We need to stop using hrefs and instead use PRNs.
Proposal
I’m proposing to perform the PRN migration within a single release. Originally I thought it would need to happen across multiple releases due to how slow it would be to look up each Pulp entity via the API. However, the PRN values can be computed.
Example href: /pulp/api/v3/repositories/rpm/rpm/0198a4fd-deac-75fe-8942-a8fbc8476481/
Matching PRN: prn:rpm.rpmrepository:0198a4fd-deac-75fe-8942-a8fbc8476481
The UUID values will always match between the href and the PRN. Each href prefix also matches up nicely to a PRN prefix. With this information, we can use a static prefix mapping from href to PRN to compute the values.
The only special case is repository versions - they look like /pulp/api/v3/repositories/rpm/rpm/0198a4fd-deac-75fe-8942-a8fbc8476481/versions/7/
. The issue is that the version href only include the repository UUID, not the version UUID. So, for repository versions only, we’ll need to look the PRN up via the API (or, if we’re really needing speed, via a direct connection to the Pulp DB).

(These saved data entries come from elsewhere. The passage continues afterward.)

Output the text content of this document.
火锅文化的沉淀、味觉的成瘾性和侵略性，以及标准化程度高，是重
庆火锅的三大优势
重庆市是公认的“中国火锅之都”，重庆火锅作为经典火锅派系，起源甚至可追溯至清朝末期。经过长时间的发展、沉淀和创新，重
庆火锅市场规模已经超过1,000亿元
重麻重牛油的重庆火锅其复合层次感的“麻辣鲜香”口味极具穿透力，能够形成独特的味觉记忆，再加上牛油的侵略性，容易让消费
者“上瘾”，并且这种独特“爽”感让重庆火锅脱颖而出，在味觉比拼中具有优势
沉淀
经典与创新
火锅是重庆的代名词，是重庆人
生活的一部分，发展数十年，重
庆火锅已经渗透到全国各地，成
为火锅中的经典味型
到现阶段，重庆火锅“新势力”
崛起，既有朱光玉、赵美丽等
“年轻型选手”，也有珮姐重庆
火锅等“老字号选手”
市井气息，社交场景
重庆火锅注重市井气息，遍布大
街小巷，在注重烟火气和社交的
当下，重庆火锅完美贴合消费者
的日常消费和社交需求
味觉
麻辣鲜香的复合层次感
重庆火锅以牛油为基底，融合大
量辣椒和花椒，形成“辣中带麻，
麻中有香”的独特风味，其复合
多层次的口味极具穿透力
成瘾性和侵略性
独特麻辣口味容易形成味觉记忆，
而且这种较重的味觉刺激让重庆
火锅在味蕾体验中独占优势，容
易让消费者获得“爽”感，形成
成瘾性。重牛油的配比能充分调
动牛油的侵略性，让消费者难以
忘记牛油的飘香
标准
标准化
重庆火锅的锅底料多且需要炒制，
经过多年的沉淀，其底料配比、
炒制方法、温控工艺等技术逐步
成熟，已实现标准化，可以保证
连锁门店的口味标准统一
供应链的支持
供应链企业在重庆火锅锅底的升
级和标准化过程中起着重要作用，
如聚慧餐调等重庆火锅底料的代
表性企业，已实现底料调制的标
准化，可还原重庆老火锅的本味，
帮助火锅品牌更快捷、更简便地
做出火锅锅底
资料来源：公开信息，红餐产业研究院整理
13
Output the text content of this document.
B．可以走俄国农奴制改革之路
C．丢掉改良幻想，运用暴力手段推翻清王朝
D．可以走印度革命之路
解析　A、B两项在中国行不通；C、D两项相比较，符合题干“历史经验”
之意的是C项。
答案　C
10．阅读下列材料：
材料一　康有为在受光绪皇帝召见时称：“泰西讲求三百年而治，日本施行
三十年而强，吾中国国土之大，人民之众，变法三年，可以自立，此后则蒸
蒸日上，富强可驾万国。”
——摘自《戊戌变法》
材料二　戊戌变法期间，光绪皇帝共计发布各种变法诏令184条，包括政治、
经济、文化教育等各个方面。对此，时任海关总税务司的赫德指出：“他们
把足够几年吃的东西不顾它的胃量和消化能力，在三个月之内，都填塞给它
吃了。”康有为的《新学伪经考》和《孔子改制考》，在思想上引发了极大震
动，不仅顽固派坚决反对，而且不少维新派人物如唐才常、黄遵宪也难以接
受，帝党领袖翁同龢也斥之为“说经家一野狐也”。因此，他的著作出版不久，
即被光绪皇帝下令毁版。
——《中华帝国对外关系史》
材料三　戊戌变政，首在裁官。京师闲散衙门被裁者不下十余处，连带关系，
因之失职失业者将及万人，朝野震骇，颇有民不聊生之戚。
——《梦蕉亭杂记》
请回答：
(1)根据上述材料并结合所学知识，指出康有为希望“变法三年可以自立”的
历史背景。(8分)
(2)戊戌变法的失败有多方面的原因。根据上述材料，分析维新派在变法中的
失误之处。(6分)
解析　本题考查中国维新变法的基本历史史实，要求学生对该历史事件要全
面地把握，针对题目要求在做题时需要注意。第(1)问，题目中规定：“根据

The steps to develop the migration would thus be:
- Begin indexing PRNs on Katello records with Pulp hrefs
- Populate PRNs for existing records
- Remove href fields and begin using PRNs for all Pulp entities
Testing:
- Measure the performance of the PRN migration on older hardware to ensure it truly is fast enough for a single upgrade
- Update Robottelo tests to stop relying on hrefs
Once Pulp 4 is out, Katello will be already using PRNs, so there will be no concern about href fields no longer being available.
Alternative Designs
Looking up all PRN values by the API is an alternative as mentioned before. It is likely much slower since “computing” the PRN will just require looking up hrefs in the Katello DB, performing string manipulation following the mapping, and inserting the new PRN values. If we fetch the values via the Pulp API, we have to go through Pulp’s entire stack. The only benefit is that it would be simpler logic. However, a lookup table for href->PRN is relatively simple as well, and even if the resource names change, we only need to maintain the mapping for a single release.
Decision Outcome
…
Impacts
…